Homes in majority-white neighborhoods in Chicago are more than twice as likely to be listed privately than homes in majority-non-white neighborhoods, according to an analysis published by Zillow on Thursday.
Zillow researchers examined over 40,000 residential listings active on Oct. 21, in the Midwest Real Estate Database (MRED) platform and distributed via MLS GRID. Through this analysis, Zillow found that as of Oct. 21, 7.9% of homes for sale in majority-white areas of the Chicago metro were listed privately, compared to 3.4% in the majority-non-white areas. According to the analysis, this gap persists regardless of home price, type, location and broker activity.
Zillow determined that the areas where majority white through data from Urbanicity and the Census’s 2019-2023 American Community Study’s 5-year estimates of housing unit counts by race of householder.
Race, not price, influence private listings, says Zillow
For homes listed in the upper price tiers, 8.9% were listed privately in majority-white areas, compared to 5.1% in majority-non-white areas. Zillow claims that racial composition, not price, is the more salient influence for more private listings. According to Zillow, limiting who can view a property by listing it in a private listing network can reinforce existing patterns of segregation, especially in markets with a history of racial segregation.
Zillow claims that the findings highlight “how private listing systems can unintentionally reinforce racial segregation and restrict access to housing opportunities.” The report warns that if the usage of private listing networks increases in certain areas it could “amplify inequities.”

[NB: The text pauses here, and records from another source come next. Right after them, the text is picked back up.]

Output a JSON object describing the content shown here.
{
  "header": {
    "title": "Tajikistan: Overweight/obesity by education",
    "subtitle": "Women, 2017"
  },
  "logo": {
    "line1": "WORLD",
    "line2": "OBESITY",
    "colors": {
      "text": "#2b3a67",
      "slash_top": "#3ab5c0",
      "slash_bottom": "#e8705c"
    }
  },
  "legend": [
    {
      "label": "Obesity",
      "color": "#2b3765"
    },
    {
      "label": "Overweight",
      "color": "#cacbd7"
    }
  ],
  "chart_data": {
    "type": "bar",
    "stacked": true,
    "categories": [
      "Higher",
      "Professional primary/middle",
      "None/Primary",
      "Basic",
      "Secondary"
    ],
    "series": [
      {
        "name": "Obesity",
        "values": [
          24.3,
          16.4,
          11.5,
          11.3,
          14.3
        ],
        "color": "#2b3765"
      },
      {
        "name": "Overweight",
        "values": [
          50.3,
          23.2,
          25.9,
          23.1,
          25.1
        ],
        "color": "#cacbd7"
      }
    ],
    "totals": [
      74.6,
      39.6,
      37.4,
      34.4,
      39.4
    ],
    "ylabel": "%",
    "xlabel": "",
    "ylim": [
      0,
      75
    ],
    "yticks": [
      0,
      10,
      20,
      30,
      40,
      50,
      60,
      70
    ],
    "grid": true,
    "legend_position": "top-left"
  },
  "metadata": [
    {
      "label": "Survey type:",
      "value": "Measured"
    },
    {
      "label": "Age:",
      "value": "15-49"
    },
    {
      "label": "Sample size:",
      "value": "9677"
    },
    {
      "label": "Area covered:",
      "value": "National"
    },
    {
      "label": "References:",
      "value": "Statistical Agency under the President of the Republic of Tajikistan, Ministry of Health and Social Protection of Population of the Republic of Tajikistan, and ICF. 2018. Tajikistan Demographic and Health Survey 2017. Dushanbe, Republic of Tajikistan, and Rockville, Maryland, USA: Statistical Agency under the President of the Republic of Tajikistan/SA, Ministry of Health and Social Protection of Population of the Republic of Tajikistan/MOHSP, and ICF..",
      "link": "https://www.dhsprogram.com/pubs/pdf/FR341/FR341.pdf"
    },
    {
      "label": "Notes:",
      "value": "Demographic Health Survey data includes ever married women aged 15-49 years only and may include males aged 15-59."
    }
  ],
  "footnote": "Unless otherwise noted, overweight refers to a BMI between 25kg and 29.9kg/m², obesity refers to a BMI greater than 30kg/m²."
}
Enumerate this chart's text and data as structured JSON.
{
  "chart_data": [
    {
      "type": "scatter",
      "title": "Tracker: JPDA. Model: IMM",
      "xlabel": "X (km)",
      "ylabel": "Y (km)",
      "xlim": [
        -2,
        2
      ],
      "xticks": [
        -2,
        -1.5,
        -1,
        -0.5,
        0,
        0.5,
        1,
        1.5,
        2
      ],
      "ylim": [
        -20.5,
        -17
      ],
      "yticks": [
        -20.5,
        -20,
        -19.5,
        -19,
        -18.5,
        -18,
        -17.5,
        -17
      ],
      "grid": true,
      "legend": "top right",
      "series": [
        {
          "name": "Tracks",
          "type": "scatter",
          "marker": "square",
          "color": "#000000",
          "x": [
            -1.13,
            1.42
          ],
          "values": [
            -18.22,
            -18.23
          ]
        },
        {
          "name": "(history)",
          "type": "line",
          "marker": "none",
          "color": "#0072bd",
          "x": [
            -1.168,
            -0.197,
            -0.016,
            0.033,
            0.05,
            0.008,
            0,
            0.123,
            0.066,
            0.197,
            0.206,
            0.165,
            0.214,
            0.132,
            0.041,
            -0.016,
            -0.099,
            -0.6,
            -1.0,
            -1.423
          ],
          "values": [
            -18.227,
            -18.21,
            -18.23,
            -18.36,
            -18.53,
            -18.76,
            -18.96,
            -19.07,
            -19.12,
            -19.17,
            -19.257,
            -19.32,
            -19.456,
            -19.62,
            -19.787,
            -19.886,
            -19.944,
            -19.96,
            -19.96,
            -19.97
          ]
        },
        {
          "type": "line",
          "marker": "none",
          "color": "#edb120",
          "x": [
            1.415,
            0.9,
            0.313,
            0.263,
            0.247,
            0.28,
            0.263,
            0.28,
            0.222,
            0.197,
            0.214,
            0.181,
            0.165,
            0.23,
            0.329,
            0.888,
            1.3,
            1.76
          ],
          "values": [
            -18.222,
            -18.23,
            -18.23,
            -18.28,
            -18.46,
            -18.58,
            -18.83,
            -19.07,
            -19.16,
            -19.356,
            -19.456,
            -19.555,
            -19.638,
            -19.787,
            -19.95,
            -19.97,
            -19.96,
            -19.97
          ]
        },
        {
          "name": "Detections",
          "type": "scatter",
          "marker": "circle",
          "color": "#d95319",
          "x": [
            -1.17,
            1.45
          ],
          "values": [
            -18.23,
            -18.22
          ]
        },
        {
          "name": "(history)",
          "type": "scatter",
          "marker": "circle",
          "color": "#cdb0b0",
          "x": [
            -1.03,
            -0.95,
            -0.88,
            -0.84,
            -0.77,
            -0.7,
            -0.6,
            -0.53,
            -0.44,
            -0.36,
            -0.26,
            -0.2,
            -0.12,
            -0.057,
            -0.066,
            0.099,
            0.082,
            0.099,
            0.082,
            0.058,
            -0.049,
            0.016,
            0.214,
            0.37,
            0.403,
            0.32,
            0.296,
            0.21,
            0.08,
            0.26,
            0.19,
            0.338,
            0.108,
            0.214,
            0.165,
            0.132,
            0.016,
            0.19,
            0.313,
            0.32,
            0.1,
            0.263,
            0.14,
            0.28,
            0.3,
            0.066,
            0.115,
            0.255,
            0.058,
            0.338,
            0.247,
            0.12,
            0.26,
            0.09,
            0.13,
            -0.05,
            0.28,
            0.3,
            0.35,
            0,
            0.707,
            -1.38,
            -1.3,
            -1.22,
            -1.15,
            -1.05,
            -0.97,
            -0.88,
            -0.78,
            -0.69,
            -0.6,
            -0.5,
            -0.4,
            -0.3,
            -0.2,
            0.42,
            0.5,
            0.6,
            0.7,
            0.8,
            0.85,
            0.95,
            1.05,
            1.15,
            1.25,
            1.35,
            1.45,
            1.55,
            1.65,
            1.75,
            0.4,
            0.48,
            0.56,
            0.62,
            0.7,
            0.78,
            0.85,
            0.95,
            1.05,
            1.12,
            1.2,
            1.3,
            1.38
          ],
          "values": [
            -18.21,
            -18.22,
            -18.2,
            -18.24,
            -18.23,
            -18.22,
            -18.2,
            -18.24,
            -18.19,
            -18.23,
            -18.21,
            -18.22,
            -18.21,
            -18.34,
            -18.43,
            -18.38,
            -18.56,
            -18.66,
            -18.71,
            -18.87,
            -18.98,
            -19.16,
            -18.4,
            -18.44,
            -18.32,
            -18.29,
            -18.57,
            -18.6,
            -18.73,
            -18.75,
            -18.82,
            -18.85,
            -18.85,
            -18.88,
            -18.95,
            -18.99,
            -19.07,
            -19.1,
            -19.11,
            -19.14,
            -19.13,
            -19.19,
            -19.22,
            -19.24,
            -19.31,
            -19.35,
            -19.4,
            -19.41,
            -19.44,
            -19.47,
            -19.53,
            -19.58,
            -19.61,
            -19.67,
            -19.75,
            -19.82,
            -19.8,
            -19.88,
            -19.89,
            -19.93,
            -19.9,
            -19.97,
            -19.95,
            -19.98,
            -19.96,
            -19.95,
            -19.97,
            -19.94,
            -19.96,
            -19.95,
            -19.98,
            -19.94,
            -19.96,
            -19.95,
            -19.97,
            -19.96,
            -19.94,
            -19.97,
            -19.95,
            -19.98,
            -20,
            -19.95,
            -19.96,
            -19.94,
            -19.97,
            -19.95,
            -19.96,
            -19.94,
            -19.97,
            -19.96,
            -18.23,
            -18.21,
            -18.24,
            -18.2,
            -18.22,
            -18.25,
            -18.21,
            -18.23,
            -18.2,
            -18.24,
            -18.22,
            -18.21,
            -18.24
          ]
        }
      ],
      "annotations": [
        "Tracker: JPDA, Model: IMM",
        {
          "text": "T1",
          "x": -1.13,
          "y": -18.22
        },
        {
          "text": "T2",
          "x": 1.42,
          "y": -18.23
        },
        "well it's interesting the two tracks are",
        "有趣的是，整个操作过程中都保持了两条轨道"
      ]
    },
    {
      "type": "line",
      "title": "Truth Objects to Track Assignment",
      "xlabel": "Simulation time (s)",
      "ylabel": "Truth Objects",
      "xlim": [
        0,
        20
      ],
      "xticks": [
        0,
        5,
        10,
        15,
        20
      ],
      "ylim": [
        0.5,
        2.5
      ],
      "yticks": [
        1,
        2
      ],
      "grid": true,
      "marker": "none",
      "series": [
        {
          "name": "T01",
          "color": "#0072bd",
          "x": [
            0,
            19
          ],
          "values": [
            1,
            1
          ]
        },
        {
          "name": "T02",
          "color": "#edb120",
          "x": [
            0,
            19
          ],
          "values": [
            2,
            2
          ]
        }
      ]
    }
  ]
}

“Chicago shows what can happen when parts of the housing market move into the shadows,” Orphe Divounguy, a senior economist at Zillow, said in a statement. “Private marketing might sound appealing, but it risks deepening segregation and limiting opportunity, moving us further from the fair and open housing market consumers deserve. The data show clear disparities, and good intentions are no longer an excuse for expanding digital redlining.”
While Zillow acknowledged that some brokerages and agents like to use private listing networks to test their sales price strategy and limit the number of days a property spends on the open market, the firm wrote that if brokerages “lean into ‘exclusive access’ as a business strategy,” it could risk decreasing fairness and transparency across the housing market.
Zillow currently in court
It’s important to note that Zillow is currently in court defending its listing access standards policy.
The policy, which went into effect on June 30, bans listings from its site that have been publicly marketed for more than one business day prior to the listing being available for display on Zillow. Compass filed its lawsuit against Zillow in mid-June, just prior to the enforcement deadline, claiming that the policy stifles competition and causes irreparable harm to Compass.
Homebuyers deserve to see all homes listed
“Fifty-seven years after the Fair Housing Act promised an end to housing segregation, we are still waiting for that promise to be fulfilled,” Michael Chavarria, the executive director of the HOPE Fair Housing Center, which works to eliminate discrimination in housing across much of Illinois, said in a statement. “Homebuyers deserve the right to see all the homes available in an area — not to have those choices quietly made for them.”
The report cites a study by Elizabeth Korver-Glenn, a professor at the University of North Carolina at Chapel Hill, which found that private listings reinforce racial segregation, even without explicit or intentional bias.
In the report Korver-Glenn wrote that she learned that since real estate agents primarily generate business from their social networks, this means that “white real estate agents end up working primarily with white home buyers and sellers, while Black and Latino agents deal with more diverse sets of clients.” Due to this, Korver-Glenn says that Asian, Black and Latino consumers are disproportionately excluded from finding out about privately listed homes in majority-white areas.
She adds that private listings are “a prime example of a practice that legislators [who are] committed to interrupting stubbornly persistent racial segregation in housing markets can and should target.”
MRED did not return a request for comment.
Earlier this month, news of a brewing dispute between Zillow and MRED surfaced, as Zillow looked to begin enforcing its listing access standards policy, which bans listing from its site if they have been publicly marketed for more than one business day prior to being available for display on Zillow via syndication or IDX or VOW data feeds. Zillow began rolling out the enforcement of the policy nationwide in late June. As of early November, the policy was live in over 500 MLSs across the country.
If the policy is enforced under the current conditions within the MRED service area, listings that appear on the MLS’s private listing network would potentially be banned from Zillow.
MRED launched its private listing network roughly a decade ago after survey feedback from subscribers found that many were frustrated by the number of pocket listings and sales occurring. Under MRED’s policies, a property had to be listed on the MLS within 24 hours of it being publicly marketed, but agents and sellers had the option to put it on a MRED’s private network, which allows other MLS subscribers to see the listing, but it does not syndicate it, allowing the seller more control over how the listing is marketed.